Standpunt van de officier van justitie
De officier van justitie heeft gevorderd dat de vordering van de benadeelde partij wordt toegewezen, met dien verstande dat gelet op de rolverdeling tijdens het gevecht een bedrag van € 675,- voor rekening van verdachte dient te komen, vermeerderd met de wettelijke rente vanaf 24 november 2018 en met oplegging van de schadevergoedingsmaatregel waarbij vervangende jeugddetentie op nihil wordt gesteld. Het overige deel van de vordering dient niet-ontvankelijk te worden verklaard.
Standpunt van de verdediging
De raadsman heeft verzocht om de benadeelde partij in de vordering niet-ontvankelijk te verklaren gelet op de door de verdediging bepleite vrijspraak.
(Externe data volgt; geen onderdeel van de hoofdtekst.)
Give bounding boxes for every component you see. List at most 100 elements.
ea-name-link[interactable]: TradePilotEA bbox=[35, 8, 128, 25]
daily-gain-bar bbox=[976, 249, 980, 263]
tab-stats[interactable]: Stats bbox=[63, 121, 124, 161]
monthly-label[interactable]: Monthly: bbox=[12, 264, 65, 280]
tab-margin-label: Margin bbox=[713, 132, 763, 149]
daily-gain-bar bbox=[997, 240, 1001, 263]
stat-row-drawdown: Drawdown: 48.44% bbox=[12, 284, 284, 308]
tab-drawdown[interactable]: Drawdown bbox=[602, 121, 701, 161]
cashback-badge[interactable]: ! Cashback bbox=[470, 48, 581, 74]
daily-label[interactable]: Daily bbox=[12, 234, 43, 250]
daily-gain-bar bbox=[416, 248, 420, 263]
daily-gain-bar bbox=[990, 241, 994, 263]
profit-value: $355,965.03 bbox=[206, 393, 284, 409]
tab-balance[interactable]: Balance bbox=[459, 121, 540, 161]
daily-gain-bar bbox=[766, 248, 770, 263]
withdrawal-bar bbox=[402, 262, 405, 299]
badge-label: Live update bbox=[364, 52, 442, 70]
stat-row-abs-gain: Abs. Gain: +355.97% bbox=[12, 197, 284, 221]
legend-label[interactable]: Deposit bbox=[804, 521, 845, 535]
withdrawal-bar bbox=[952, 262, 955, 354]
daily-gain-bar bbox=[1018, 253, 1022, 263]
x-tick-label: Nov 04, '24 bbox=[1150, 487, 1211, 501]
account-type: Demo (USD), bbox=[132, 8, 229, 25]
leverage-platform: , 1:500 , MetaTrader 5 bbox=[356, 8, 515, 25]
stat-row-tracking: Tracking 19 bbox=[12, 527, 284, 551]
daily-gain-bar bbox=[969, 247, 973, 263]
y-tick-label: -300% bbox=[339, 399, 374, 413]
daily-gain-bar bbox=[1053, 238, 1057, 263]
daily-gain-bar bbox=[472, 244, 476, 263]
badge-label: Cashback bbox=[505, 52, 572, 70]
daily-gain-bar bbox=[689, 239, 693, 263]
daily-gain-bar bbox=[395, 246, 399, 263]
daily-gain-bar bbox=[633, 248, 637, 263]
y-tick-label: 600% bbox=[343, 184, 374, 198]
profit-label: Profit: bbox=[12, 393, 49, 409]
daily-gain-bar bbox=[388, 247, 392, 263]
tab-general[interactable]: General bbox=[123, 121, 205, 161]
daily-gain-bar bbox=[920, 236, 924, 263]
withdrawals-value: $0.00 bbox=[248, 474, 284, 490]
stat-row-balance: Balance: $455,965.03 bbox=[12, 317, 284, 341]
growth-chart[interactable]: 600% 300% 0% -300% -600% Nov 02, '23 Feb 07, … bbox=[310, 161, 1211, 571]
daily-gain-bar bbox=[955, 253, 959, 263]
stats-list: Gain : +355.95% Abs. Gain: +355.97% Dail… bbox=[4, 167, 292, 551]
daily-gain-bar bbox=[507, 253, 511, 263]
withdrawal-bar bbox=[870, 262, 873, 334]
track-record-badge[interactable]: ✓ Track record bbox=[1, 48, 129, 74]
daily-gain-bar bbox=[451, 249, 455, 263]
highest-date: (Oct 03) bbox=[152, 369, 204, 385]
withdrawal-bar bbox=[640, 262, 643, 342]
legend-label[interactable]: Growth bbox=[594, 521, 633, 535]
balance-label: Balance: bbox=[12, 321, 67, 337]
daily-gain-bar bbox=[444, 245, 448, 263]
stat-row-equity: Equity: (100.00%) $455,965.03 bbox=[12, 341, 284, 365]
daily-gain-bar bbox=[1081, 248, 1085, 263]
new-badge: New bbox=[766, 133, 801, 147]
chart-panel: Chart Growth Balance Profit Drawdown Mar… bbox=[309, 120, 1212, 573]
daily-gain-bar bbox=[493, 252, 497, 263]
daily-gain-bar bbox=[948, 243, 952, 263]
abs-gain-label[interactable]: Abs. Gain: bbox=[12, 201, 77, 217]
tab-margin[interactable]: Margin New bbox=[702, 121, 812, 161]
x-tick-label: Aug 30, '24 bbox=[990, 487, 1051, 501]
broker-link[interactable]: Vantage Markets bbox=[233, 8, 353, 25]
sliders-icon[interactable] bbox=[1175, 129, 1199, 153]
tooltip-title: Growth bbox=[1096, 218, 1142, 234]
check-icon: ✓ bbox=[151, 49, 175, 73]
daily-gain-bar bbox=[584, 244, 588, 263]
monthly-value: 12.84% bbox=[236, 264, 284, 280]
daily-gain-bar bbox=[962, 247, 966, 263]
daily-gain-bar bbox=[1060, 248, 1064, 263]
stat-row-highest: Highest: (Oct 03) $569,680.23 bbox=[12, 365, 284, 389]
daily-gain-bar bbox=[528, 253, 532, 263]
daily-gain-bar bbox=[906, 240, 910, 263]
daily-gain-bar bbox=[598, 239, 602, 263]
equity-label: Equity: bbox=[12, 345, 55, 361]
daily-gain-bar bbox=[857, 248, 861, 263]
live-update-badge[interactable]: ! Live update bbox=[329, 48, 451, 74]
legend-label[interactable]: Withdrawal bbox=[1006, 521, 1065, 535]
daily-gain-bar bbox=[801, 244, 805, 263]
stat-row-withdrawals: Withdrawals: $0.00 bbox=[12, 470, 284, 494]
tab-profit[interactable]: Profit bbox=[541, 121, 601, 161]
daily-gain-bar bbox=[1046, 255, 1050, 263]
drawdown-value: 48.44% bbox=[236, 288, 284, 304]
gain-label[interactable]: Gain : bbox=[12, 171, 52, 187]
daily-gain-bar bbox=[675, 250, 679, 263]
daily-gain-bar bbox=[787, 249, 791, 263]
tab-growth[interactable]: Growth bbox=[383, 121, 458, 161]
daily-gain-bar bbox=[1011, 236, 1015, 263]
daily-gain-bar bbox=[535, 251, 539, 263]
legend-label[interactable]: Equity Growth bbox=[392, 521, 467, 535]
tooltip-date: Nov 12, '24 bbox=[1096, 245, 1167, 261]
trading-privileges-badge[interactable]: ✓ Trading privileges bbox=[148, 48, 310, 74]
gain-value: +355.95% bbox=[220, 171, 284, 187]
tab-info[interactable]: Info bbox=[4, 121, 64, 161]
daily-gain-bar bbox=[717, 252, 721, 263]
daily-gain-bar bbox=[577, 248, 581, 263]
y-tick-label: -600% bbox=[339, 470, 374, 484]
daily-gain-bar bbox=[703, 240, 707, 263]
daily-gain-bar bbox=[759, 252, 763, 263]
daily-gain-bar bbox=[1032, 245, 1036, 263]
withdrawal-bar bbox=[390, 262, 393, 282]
Indien de rechtbank wel tot een bewezenverklaring komt, heeft de raadsman verzocht om de vordering niet-ontvankelijk te verklaren in verband met het ontbreken van voldoende onderbouwing.
Oordeel van de rechtbank
De rechtbank acht het feit niet bewezen waaruit de schade zou zijn ontstaan. De benadeelde partij zal daarom niet ontvankelijk worden verklaard in de vordering. De vordering kan slechts bij de burgerlijke rechter worden aangebracht.

Uitspraak

De rechtbank

Verklaart niet bewezen hetgeen verdachte primair, subsidiair en meer subsidiair is ten laste gelegd en spreekt verdachte daarvan vrij.
Heft op het geschorste bevel tot voorlopige hechtenis met ingang van heden.
Bepaalt dat de vordering van de benadeelde partij [slachtoffer] niet-ontvankelijk is en dat deze slechts bij de burgerlijke rechter kan worden aangebracht.
Bepaalt dat deze benadeelde partij en verdachte de eigen kosten dragen.
Dit vonnis is gewezen door mr. R. Baluah, voorzitter, tevens kinderrechter,
mr. J. van Bruggen en mr. B.F. Hammerle, rechters, bijgestaan door mr. A.C. Fennema, griffier, en uitgesproken ter openbare terechtzitting van deze rechtbank op 19 juli 2019.